Some countries with highly developed welfare states may try to isolate themselves from the “negative” effects of disproportionately attracting low-skilled migrants. One way to do it, as in Canada, the United Kingdom, and Australia, is by accepting only “qualified” migrants. These are migrants with high levels of education or some special characteristics which make them attractive to the recipient country (say, high athletic or artistic ability). Other countries try to attract rich migrants. In this case, residency permits and ultimately citizenships are bought: a person needs to invest a certain amount of money (which may range from a couple of hundred thousand to several million dollars) into a company or real estate. The United States is one of the countries that takes this approach, allowing migrants who invest $1 million in US companies (or $500,000 in companies located in rural or high-unemployment areas) to receive a green card. A number of countries in Europe allow foreigners to reside there, and thus to travel visa-free within the Schengen zone (an area of free movement within most of the European Union), in exchange for a real estate investment. Both such filters, education and money, are supposed to improve the pool of immigrants a country receives, and thus ultimately to contribute to the country’s economic output and enable the maintenance of its welfare state by minimizing the number of migrants who depend on social transfers.
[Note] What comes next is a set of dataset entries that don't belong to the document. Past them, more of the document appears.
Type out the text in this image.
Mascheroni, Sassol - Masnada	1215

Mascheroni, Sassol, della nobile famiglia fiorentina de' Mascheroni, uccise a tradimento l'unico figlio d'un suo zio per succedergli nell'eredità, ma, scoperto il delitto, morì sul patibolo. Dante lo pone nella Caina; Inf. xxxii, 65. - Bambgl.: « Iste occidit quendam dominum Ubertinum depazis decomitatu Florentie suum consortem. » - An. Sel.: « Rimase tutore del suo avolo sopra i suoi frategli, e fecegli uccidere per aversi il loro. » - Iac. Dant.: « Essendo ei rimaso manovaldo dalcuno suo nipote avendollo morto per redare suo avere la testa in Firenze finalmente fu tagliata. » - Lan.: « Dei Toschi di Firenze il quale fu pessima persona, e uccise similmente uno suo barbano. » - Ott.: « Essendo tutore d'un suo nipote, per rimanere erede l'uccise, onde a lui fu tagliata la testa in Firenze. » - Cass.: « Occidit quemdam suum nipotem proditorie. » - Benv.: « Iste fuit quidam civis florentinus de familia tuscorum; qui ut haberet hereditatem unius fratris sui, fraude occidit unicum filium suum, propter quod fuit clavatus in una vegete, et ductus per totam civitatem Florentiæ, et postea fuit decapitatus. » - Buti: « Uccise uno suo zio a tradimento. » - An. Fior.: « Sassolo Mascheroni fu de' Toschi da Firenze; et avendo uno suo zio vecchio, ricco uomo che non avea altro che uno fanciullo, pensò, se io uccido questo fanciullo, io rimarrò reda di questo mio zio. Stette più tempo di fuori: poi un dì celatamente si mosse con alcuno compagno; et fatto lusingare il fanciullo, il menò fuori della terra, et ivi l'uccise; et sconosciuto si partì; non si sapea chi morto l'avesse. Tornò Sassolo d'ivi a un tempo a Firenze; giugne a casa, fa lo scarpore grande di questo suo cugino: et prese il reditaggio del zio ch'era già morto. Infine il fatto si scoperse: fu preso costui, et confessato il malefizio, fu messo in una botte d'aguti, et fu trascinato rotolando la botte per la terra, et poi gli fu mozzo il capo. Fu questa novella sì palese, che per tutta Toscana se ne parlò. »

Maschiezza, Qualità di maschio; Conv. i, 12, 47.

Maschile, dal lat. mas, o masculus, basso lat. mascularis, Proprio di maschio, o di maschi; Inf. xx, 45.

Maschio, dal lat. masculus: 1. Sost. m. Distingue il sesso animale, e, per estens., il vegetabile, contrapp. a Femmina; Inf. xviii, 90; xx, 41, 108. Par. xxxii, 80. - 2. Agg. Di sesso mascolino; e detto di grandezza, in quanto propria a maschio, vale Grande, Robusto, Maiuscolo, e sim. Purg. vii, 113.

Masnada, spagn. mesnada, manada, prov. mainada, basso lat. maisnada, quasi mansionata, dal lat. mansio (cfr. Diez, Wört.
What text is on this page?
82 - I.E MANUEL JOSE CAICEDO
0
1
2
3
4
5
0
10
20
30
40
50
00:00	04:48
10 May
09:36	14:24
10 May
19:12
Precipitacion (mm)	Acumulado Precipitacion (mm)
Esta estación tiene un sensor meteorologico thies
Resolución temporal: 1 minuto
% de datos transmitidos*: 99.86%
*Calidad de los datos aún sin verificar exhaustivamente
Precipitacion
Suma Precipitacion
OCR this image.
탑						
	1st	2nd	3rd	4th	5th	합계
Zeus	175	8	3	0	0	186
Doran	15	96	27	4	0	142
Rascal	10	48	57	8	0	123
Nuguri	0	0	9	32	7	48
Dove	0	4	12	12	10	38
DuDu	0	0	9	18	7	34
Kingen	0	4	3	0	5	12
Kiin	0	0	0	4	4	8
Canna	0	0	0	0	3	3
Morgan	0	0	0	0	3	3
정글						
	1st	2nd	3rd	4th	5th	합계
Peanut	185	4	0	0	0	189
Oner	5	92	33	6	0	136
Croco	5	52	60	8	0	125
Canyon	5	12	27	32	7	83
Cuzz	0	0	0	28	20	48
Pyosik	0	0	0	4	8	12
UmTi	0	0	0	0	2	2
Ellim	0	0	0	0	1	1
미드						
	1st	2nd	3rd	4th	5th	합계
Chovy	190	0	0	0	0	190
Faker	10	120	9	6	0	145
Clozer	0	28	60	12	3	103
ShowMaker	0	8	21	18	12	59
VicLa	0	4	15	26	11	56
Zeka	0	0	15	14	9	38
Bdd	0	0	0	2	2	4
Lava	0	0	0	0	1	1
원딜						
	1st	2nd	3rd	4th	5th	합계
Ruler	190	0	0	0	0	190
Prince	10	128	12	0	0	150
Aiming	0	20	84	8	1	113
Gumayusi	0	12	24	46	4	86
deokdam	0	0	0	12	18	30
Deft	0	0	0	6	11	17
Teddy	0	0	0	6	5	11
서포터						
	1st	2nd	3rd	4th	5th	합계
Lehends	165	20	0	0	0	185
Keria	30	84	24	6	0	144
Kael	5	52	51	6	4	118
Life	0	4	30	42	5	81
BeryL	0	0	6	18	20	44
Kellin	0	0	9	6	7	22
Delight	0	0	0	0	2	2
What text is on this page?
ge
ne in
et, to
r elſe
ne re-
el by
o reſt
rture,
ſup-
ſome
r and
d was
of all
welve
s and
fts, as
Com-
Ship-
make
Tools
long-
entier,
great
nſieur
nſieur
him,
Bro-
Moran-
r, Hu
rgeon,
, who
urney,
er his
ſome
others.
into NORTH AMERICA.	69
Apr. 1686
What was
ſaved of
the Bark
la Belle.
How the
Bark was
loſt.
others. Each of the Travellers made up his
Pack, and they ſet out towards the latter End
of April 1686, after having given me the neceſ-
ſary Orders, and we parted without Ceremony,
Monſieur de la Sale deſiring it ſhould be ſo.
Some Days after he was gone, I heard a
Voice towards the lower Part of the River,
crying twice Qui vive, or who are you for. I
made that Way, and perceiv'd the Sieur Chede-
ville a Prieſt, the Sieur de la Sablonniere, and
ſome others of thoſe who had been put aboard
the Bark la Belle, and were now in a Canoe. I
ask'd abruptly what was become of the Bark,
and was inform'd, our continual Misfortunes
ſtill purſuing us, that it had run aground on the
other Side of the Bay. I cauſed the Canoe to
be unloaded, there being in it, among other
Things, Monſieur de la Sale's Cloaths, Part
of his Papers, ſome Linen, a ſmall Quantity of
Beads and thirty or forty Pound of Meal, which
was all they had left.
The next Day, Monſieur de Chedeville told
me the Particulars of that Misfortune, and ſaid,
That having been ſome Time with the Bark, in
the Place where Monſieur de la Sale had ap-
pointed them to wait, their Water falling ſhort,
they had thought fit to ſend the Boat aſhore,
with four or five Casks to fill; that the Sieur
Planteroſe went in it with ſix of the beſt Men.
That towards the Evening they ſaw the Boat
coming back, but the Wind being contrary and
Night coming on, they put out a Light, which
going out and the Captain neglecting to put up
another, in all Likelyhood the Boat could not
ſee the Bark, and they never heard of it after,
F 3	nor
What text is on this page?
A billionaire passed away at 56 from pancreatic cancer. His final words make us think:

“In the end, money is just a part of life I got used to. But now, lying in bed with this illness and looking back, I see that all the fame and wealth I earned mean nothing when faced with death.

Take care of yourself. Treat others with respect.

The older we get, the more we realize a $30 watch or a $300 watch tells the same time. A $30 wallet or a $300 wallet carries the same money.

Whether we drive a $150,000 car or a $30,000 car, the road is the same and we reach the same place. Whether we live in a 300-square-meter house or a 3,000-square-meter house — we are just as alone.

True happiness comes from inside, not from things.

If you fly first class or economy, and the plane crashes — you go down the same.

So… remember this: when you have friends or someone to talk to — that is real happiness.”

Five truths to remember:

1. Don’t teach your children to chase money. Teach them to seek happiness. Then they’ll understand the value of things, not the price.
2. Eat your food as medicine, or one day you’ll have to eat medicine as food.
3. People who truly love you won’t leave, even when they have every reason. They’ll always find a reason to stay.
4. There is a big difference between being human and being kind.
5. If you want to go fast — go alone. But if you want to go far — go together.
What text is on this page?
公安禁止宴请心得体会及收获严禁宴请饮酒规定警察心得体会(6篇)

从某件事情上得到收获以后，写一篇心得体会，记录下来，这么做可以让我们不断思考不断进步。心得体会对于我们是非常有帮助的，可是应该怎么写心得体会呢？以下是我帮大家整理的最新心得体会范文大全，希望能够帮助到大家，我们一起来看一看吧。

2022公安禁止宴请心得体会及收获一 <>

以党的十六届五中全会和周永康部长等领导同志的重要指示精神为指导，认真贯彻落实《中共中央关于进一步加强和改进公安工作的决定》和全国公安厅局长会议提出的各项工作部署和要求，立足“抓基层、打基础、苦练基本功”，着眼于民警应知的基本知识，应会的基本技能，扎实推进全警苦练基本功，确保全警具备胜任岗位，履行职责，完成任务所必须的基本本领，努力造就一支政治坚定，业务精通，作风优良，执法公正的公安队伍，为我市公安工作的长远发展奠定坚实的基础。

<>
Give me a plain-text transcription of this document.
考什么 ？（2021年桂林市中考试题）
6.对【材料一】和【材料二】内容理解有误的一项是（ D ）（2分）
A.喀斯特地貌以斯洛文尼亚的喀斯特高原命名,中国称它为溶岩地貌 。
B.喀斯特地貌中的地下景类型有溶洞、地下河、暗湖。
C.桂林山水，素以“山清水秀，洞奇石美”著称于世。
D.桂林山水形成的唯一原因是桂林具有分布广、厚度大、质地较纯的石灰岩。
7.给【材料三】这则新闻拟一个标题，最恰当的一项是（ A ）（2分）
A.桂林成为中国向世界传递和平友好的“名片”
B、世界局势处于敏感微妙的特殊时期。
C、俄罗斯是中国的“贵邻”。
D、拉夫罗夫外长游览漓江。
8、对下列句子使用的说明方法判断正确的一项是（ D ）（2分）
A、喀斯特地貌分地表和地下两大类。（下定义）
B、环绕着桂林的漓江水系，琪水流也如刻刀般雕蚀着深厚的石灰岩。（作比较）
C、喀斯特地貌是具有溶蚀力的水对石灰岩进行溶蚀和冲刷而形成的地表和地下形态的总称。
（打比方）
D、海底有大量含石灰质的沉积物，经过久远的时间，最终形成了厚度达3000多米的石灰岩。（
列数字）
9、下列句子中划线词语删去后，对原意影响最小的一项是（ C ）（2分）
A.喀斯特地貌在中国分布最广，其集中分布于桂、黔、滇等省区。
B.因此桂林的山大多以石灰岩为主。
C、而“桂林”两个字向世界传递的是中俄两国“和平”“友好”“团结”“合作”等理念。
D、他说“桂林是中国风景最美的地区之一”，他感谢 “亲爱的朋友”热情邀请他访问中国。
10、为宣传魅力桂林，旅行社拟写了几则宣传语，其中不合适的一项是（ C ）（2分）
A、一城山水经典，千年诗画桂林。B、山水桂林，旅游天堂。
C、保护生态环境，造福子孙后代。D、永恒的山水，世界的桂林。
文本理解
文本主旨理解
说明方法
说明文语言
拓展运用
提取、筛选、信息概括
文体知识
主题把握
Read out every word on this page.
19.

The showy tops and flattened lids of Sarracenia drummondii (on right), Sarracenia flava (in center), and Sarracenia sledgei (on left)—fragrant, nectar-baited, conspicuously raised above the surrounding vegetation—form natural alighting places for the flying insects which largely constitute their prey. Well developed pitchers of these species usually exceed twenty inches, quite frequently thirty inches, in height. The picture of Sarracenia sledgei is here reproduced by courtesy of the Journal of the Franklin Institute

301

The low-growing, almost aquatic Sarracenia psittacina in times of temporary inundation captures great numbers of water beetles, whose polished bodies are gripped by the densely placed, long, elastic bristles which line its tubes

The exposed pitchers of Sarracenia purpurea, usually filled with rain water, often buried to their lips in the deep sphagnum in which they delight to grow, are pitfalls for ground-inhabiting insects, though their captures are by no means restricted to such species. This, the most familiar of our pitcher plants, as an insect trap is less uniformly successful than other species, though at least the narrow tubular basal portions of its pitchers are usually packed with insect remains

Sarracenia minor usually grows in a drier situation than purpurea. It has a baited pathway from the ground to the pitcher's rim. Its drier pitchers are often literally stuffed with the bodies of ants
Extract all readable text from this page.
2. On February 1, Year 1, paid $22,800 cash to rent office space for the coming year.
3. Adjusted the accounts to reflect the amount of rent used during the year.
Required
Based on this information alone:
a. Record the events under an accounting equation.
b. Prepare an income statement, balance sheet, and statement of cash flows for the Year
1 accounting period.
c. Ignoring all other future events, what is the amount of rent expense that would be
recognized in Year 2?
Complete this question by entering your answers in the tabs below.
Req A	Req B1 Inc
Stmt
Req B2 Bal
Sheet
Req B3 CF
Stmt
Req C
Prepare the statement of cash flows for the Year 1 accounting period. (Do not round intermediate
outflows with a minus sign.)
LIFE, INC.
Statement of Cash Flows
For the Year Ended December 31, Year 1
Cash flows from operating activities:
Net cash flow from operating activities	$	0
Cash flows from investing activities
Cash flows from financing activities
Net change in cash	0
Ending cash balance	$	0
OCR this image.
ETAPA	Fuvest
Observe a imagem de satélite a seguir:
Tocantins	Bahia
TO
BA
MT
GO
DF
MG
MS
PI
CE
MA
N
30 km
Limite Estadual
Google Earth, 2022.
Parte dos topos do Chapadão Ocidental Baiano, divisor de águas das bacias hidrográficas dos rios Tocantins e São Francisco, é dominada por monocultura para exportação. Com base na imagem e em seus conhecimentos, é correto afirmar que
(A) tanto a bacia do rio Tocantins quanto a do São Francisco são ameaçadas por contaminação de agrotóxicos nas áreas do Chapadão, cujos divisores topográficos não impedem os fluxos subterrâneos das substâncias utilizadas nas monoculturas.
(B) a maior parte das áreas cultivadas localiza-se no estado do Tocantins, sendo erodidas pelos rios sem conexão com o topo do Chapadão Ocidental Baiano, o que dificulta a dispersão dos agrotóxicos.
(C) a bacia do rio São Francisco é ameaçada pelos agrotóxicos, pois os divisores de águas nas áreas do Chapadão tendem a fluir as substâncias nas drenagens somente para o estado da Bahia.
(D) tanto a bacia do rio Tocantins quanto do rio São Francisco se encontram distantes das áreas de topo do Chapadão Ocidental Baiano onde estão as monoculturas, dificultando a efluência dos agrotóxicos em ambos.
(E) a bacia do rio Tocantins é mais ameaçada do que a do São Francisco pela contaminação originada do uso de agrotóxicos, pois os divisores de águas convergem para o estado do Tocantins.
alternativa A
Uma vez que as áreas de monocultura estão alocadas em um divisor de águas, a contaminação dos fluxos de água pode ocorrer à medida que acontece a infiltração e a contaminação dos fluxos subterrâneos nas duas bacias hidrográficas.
From the point of view of individual countries, these are intelligent strategies. The problem is that from the global perspective, this approach to migration is heavily discriminatory. To one set of “discriminations,” the citizenship rent, we add another set of discriminations whereby this rent may also be enjoyed by those who were not lucky enough to have been born in a rich country but have exceptional abilities or wealth. We run the risk that such policies will result in the poor world, and I am thinking especially of Africa here, becoming even poorer as its most educated and wealthiest members leave.
All of these problems illustrate both the complexity of the issues in the era of globalization and the need to think of the problems from a global perspective rather than solely from the point of view of individual nations and their populations.